Configuring ElasticSearch
One of the reasons—but of course, not the only one—that ElasticSearch is gaining more and more attention is because getting started with ElasticSearch is quite easy. Because of the reasonable default values and automatics for simple environments, we can skip the configuration and go straight to the next chapter without changing a single line in our configuration files. However, in order to truly understand ElasticSearch, it is worth understanding some of the available settings.
The whole configuration is located in the config
directory. We can see two files there: elasticsearch.yml
(or elasticsearch.json
, which will be used if present) and logging.yml
. The first file is responsible for setting the default configuration values for the server. This is important because some of these values can be changed at runtime and be kept as a part of the cluster state, so the values in this file may not be accurate. We will show you how to check the accurate configuration in Chapter 8, Dealing with Problems. The two values that we cannot change at runtime are cluster.name
and node.name
.
The cluster.name
property is responsible for holding the name of our cluster. The cluster name separates different clusters from each other. Nodes configured with the same name will try to form a cluster.

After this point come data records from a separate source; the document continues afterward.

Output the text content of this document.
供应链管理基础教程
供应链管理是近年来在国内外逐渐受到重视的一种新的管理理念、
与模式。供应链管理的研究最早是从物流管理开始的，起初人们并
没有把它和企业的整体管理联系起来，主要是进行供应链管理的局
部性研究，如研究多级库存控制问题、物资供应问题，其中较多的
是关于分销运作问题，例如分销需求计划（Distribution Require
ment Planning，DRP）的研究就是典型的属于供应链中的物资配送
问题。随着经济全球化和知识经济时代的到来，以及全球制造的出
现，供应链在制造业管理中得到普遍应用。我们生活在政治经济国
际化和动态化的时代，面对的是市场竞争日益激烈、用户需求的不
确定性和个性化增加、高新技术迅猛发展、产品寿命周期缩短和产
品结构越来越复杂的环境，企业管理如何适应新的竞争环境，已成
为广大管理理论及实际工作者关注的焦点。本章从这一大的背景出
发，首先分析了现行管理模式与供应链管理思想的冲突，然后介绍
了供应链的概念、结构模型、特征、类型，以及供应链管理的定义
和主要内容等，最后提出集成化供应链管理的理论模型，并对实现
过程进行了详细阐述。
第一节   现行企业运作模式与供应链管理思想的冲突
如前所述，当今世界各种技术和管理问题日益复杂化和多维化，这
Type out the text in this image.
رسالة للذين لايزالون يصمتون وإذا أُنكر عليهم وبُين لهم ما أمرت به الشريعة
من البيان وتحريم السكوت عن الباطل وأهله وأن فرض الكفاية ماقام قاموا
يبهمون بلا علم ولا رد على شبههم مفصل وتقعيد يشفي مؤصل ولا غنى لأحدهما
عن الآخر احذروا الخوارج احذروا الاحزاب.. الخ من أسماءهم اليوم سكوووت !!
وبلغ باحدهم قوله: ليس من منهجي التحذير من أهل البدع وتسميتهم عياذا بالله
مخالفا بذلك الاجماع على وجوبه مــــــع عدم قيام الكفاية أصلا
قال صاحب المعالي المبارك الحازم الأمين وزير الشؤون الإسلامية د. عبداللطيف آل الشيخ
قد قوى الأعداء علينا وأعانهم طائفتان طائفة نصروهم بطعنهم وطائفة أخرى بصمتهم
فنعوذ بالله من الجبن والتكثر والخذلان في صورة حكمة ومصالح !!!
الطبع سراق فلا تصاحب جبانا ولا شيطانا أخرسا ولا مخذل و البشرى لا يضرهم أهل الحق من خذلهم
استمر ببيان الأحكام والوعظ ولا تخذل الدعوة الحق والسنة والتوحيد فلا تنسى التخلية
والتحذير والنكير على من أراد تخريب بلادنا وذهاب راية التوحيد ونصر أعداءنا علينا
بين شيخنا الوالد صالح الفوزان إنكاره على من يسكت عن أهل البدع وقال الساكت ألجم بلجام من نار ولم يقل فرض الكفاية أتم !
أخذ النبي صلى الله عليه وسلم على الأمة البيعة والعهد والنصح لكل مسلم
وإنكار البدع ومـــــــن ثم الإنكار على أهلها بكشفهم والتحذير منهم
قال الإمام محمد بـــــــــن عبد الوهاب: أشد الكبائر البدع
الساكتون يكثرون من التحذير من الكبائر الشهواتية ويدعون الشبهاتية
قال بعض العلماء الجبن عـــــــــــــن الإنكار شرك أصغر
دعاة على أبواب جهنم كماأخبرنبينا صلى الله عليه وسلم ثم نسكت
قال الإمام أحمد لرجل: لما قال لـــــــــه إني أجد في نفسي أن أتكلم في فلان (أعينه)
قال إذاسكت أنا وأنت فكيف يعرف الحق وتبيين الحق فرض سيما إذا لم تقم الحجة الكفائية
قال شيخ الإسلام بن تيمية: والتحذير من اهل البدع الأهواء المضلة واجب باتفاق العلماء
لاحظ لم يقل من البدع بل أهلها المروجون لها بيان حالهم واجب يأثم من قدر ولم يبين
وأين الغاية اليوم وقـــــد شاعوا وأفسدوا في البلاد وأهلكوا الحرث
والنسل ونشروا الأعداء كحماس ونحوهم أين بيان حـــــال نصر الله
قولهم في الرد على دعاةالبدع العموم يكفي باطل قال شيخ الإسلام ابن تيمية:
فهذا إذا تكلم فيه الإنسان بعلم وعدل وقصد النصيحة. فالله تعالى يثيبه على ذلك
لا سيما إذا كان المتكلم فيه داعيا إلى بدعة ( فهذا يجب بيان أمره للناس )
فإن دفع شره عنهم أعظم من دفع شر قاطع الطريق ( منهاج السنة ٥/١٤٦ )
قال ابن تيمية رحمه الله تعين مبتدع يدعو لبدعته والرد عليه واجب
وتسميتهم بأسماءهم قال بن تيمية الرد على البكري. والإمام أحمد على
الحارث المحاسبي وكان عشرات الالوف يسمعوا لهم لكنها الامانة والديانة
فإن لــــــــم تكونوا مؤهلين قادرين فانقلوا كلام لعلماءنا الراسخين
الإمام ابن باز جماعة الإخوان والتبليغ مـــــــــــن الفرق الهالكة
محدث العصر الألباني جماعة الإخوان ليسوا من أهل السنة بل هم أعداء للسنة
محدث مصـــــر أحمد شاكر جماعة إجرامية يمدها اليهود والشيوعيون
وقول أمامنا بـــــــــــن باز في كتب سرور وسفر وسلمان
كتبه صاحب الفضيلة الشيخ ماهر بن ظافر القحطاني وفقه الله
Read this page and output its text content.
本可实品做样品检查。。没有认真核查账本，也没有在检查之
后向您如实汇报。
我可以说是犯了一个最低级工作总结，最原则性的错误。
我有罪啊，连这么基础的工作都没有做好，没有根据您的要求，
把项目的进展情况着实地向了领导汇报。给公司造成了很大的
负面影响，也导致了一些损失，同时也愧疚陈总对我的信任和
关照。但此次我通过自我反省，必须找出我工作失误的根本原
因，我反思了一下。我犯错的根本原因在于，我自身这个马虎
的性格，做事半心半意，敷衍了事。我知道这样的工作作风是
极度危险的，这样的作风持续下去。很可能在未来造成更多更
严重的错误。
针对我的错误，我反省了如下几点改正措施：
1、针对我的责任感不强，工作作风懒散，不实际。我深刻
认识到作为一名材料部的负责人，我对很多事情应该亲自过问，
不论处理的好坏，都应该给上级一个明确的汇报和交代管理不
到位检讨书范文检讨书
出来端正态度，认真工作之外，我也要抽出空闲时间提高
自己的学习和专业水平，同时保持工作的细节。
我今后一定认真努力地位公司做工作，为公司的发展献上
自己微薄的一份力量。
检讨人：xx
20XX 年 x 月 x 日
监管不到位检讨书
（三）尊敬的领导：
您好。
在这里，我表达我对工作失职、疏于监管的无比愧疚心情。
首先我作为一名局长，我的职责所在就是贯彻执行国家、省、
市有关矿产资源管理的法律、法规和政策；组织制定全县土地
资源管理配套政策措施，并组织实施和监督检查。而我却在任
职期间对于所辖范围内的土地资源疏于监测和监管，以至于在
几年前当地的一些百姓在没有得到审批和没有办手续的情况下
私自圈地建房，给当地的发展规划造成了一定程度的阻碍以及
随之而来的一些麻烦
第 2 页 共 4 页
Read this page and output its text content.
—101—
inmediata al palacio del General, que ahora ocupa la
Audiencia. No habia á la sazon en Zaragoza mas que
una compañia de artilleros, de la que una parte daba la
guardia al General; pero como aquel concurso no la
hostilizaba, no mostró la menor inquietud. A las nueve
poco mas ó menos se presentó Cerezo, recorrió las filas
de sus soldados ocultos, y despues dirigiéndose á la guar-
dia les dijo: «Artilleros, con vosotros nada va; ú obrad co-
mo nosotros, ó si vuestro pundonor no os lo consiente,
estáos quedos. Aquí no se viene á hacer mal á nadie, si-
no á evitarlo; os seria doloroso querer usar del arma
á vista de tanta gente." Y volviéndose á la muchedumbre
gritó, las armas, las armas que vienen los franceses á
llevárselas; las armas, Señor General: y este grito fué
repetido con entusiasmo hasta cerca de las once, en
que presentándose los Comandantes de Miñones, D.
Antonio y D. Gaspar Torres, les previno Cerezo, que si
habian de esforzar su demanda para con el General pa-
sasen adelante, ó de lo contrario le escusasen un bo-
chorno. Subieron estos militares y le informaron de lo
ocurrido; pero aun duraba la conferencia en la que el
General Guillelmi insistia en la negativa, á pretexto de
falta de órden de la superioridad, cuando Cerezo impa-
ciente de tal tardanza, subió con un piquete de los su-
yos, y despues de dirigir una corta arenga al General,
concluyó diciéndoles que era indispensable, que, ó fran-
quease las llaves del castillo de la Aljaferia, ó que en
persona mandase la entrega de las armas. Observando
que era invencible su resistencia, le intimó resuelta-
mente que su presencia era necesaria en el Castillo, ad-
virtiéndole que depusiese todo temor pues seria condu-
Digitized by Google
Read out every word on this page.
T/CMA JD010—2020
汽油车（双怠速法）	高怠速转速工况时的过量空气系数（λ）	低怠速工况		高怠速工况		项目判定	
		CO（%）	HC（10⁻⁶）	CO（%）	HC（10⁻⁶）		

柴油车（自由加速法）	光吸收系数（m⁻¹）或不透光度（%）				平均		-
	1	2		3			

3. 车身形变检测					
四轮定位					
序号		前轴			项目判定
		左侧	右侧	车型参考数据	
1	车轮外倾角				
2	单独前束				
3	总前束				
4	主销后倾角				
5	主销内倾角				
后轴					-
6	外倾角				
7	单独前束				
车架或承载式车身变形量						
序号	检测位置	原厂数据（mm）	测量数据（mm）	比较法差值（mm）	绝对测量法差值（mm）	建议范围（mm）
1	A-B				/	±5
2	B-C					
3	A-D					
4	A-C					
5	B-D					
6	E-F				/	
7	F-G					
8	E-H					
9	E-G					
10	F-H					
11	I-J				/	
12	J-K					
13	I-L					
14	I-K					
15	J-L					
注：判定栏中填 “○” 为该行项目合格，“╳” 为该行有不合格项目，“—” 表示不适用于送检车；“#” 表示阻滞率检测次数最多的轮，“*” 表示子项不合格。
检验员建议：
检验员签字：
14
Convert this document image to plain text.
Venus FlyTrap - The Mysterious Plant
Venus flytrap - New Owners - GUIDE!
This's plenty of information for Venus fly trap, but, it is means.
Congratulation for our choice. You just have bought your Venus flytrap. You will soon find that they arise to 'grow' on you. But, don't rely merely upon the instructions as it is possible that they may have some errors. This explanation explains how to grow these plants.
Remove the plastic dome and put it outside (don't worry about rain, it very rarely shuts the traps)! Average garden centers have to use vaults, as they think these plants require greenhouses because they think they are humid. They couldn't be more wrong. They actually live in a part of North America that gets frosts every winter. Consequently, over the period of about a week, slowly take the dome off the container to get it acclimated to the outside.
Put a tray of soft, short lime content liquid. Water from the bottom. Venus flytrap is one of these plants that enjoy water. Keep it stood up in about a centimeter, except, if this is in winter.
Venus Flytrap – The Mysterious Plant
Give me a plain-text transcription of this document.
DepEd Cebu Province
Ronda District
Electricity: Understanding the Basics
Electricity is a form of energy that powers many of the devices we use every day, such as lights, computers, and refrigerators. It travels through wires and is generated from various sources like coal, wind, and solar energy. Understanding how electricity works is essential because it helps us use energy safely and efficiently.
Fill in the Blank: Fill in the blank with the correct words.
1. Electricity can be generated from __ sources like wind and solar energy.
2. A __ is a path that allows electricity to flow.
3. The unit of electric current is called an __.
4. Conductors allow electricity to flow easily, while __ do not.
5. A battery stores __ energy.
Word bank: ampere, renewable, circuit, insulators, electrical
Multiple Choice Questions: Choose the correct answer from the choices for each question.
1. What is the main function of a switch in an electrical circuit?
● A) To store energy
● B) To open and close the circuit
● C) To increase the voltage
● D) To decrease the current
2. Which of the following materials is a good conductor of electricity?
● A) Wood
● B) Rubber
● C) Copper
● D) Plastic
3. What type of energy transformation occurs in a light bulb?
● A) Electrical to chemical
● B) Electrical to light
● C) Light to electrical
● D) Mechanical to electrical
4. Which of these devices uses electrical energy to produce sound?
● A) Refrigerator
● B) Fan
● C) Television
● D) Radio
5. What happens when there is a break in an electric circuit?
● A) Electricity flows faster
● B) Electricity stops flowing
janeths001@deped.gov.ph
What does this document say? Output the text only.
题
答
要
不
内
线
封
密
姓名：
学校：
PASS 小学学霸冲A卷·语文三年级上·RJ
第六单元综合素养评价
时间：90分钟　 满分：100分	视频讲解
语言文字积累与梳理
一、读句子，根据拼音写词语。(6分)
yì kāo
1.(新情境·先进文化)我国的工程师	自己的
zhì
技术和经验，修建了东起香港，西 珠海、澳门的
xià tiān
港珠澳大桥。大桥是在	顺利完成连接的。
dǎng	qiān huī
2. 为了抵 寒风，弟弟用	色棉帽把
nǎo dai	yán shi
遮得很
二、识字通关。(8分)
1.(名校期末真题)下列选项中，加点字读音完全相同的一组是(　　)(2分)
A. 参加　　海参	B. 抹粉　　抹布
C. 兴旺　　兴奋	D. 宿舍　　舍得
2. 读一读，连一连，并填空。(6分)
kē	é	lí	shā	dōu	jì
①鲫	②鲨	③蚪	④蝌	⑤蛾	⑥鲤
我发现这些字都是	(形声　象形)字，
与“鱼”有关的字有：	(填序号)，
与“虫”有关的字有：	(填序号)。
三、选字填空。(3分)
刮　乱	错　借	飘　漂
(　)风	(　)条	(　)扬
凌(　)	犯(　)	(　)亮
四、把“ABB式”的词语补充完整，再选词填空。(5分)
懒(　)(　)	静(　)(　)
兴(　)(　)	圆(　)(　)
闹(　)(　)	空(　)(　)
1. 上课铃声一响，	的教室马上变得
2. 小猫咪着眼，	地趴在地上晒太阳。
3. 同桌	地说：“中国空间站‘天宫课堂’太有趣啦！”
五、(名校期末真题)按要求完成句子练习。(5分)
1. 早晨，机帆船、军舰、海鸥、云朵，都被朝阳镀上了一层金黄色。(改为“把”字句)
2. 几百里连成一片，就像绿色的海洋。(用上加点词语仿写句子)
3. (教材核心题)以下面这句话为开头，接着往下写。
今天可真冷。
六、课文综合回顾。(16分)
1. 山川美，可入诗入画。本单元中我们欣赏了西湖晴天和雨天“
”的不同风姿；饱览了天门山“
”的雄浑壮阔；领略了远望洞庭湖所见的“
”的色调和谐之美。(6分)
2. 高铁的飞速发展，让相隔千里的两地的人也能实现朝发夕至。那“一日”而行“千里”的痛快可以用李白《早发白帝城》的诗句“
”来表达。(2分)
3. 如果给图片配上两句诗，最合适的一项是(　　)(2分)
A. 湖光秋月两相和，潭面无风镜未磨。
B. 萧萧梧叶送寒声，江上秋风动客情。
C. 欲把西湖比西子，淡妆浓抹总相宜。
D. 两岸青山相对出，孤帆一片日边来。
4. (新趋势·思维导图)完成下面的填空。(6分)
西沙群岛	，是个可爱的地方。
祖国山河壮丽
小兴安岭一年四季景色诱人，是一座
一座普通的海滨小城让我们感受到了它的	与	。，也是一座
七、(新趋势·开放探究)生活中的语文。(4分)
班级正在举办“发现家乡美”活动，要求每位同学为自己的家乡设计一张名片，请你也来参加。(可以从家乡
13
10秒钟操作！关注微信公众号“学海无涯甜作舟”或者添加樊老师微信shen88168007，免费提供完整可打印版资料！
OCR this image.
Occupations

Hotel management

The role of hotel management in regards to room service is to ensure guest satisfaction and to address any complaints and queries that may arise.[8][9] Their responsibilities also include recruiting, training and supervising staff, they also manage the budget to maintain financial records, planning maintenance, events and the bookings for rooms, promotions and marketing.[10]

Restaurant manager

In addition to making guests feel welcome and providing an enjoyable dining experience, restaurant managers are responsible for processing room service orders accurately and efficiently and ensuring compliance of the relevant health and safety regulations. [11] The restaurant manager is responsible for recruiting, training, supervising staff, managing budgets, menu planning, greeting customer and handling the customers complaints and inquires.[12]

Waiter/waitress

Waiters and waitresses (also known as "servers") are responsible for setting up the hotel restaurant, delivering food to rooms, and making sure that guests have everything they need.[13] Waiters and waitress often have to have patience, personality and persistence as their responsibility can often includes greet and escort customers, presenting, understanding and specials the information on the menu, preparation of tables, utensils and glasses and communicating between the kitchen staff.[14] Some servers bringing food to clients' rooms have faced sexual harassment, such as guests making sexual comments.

The second value is the instance name. We can leave this parameter undefined. In this case, ElasticSearch automatically chooses a unique name for itself. Note that this name is chosen during every startup, so the name can be different on each restart. Defining the name can help when referring to concrete instances by API or when using monitoring tools to see what is happening to a node during long periods of time and between restarts. If you don't provide a name, ElasticSearch will automatically choose one randomly—so you can have different names given to the same node on each restart. Think about giving descriptive names to your nodes. Other parameters are well commented in the file, so we advise you to look through it; do not worry if you do not understand the explanation. We hope that everything will become clear after reading the next few chapters.
The second file (logging.yml
) defines how much information is written to the system logs, defines the log files, and creates new files periodically. Changes in this file are necessary only when you need to adapt to monitoring or back up solutions, or during system debugging.
Let's leave the configuration files for now. An important part of configuration is tuning your operating system. During the indexing, especially when you have many shards and replicas, ElasticSearch will create several files; so the system cannot limit the open file descriptors to less than 32,000. For Linux servers, this can usually be changed in /etc/security/limits.conf
and the current value can be displayed using the ulimit
command.
The next settings are connected to the memory limit for a single instance. The default values (1024MB
) may not be sufficient. If you spot entries with OutOfMemoryError
in a log file, set the environment variable ES_HEAP_SIZE
to a value greater than 1024
. Note that this value shouldn't be set to more than 50 percent of the total physical memory available—the rest can be used as disk cache and it greatly increases the search performance.